Tea Party Invitations

Hosting a Proper Tea Party

We Americans sometimes give the tea party a bad rap. In our minds, it’s often a stuffy affair designed for rich women who have nothing else to do all day. It’s the British version of the “ladies who lunch”. But, nothing could be further from the truth. A tea party is a wonderful way to celebrate a birthday, host a wedding or baby shower, or just catch up with your girlfriends. Here are some tips for hosting the perfect tea party for your next special occasion. Pick a lovely invitation for your party for your tea party. My favorite is called “Sweet Tea”.

Tea PartyAfternoon tea is what you’ll likely serve for your tea party. High tea, while it sounds really regal, is a heartier version of tea served in the evening. It’s basically dinner with tea as the beverage. It’s called high tea because it’s served at a “high” or dining room table as opposed to afternoon tea, which is served in the living room at a tea table (low table). At afternoon tea, you’ll serve light fare along with one or two varieties of freshly brewed tea.

While a tea party needn’t be fussy, it should have an air of elegance and femininity. You’ll want to use pretty tablecloths, fresh flowers and china teacups for an elegant showing. This is the time to bring out your fine china, silver and linens.

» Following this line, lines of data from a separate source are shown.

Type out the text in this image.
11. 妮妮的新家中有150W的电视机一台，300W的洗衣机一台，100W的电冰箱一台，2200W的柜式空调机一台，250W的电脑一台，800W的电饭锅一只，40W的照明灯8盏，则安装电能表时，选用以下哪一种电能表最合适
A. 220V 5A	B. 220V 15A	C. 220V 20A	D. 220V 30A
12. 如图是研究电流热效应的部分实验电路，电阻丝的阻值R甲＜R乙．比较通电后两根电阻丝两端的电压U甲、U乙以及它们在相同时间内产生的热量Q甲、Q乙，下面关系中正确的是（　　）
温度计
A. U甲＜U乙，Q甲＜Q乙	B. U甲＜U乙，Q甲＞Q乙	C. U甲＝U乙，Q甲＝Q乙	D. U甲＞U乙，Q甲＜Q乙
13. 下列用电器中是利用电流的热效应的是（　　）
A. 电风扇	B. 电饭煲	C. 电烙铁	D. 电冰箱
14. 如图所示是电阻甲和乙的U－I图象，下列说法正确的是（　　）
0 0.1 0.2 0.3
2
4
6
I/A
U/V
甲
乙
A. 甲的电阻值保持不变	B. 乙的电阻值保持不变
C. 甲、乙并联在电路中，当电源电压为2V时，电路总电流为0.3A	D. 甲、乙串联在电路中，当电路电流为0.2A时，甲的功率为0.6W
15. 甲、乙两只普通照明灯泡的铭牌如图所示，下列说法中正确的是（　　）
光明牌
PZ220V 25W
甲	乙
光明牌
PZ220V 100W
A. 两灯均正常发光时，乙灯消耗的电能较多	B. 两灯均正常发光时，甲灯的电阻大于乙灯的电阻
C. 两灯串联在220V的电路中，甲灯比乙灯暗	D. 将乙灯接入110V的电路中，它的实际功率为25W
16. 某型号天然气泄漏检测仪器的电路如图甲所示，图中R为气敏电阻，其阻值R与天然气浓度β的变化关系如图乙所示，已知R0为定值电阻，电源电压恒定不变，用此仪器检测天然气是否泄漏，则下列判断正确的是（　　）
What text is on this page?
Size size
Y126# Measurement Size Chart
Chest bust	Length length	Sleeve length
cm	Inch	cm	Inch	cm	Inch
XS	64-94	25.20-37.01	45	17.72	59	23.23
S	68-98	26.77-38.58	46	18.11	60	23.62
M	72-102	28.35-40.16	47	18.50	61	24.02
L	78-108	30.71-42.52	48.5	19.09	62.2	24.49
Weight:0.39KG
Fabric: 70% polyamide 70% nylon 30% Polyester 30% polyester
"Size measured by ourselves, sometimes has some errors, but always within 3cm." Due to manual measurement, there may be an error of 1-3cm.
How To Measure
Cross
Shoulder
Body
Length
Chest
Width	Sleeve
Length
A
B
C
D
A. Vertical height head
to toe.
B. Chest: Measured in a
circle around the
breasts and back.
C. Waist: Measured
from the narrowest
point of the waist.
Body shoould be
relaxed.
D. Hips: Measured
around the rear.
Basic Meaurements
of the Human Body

You can serve tea at your dining table or in your living room.

The Menu

The traditional menu for afternoon tea includes an assortment of both sweet and savory items. Finger sandwiches, scones, muffins and small pastries are all good choices. I like to include finger sandwiches made from cream cheese, chicken salad and pimento cheese, but whatever you like is fine. Do try to avoid anything messy if you’re eating in the living room.

The Tea

The tea is the main event at a tea party. For this reason, it’s important that you, as the hostess, know how to pour a proper pot of tea. Here are the basics.

First, choose good tea. Loose tea with an infuser is best. Any type and flavor is fine, just choose tea of high quality. Use fresh, cold water, filtered if your tap water isn’t great. Put the water in a clean kettle and put it on the stove to heat. While the water is heating, fill your teapot and your teacups with warm tap water.

When the kettle is ready, empty the tap water from your teapot, it should be nice and warm now. Add your loose tea; about one rounded teaspoon for each cup. Then fill your teapot with the hot water from the kettle. Black tea and oolong teas should be made with boiling water, but white and green teas are best made with water that is just about to boil.
Steeping for the proper amount of time is critical. Here’s a guide:

• Green tea – 1-2 minutes steeping time

• Black teas – 3-5 minutes steeping time

• Oolong teas – 2-3 minutes steeping time

Now, empty the tap water from your teacups and pour your tea. When serving tea, be sure to offer sugar, lemon and milk (never cream) for your guests. If milk is to be taken with your tea, it should be put in the cup before the tea.

A tea party is a simple and elegant way to enjoy the company of your friends. It’s a good party format for both adults and young girls and one that pleases guests time after time.